Op basis van de Watersleutel dient er voor perceel nummer 33 geen waterberging gecompenseerd te worden. Hier verandert niets aan de daadwerkelijke situatie. Op basis van de Watersleutel dient er voor perceel tussen nummer 31 en 33 geen waterberging gecompenseerd te worden.

Ten aanzien van het stand-still beginsel wordt met name naar 3 onderdelen gekeken:

  • Kans op wateroverlast mag niet toenemen; de kans hiertoe zal niet toenemen aangezien er voldoende water gecompenseerd wordt door extra oppervlaktewater;
  • structuur van het watersysteem mag niet verslechteren; in de nieuwe situatie zal de watergang breder worden waarmee naar verwachting de structuur verbeterd.
  • beheerbaarheid van het watersysteem mag niet achteruit gaan; met het extra oppervlaktewater en de gekozen locatie wordt niet verwacht dat de beheerbaarheid achteruit zal gaan.

afbeelding "i_NL.IMRO.1783.abp00000013w89-VA01_0019.jpg"

In bovenstaande stroomschema wordt ook naar klimaatadaptieve maatregelen verwezen. Wateroverlast door hoosbuien is een steeds vaker voorkomend probleem.

Om overlast te kunnen voorkomen moet water vast gehouden worden en langzaam worden afgevoerd.

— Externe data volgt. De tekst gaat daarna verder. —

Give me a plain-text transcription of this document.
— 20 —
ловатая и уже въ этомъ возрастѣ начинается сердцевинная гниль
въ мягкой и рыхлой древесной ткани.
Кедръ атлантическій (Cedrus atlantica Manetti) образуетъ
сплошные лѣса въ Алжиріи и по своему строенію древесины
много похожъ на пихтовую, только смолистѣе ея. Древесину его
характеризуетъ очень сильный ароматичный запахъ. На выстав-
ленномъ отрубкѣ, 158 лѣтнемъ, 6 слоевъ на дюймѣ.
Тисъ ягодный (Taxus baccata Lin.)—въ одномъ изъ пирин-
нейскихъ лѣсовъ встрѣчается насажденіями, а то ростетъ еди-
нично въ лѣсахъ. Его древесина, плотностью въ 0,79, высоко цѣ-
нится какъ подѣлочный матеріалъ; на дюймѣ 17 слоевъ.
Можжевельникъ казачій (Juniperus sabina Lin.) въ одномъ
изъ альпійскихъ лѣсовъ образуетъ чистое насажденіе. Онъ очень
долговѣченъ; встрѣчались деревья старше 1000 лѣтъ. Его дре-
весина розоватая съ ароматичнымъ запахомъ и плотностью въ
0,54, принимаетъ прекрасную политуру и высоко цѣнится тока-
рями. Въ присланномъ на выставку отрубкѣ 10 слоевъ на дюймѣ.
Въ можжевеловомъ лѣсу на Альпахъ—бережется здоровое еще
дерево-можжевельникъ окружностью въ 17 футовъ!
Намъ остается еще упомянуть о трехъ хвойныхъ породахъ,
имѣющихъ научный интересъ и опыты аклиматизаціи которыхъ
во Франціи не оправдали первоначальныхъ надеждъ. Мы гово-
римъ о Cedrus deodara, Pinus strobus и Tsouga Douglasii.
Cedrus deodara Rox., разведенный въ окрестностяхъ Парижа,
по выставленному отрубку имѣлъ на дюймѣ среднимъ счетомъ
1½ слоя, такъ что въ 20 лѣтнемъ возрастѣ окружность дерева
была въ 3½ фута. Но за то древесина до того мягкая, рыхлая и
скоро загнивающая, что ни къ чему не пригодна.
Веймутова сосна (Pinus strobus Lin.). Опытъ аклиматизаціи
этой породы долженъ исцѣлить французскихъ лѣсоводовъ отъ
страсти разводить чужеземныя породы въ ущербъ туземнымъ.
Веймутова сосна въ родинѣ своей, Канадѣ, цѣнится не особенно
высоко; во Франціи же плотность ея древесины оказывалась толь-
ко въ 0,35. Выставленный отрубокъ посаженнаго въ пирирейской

Hieraan kan iedereen bijdragen door bijvoorbeeld aan de volgende maatregelen te denken:

  • afkoppelen van hemelwaterafvoer van het riool en dit water laten infiltreren
  • waterberging op platte en/of groene daken
  • waterberging onder parkeerplaatsen
  • waterberging in parkeerkelders
  • grindkoffers onder de verharding
  • in wadi's en andere vormen van groenvoorzieningen
  • vijvers en watertonnen

Geadviseerd wordt dit waar mogelijk toe te passen.

Voorkomen van wateroverlast

Volgens de provinciale verordening is het beschermingsniveau tegen wateroverlast voor wonen eens in de 100 jaar, voor bedrijfsterreinen eens in de 50 jaar en voor agrarisch, eens in de 10 jaar. Bij kleinschalige bestemmingswijzigingen wordt het watersysteem echter niet aangepast. Daarom wordt nadrukkelijk geadviseerd om, zover mogelijk, de praktijksituatie hierop aan te passen. Dit kan bijvoorbeeld door het maaiveld ter plekke van de woning voldoende op te hogen. Meer informatie hierover is te vinden in de Handreiking watertoets voor gemeenten, de meest actuele versie van deze handreiking is te vinden op de website www.hhdelfland.nl/overheid/ruimtelijke-plannen.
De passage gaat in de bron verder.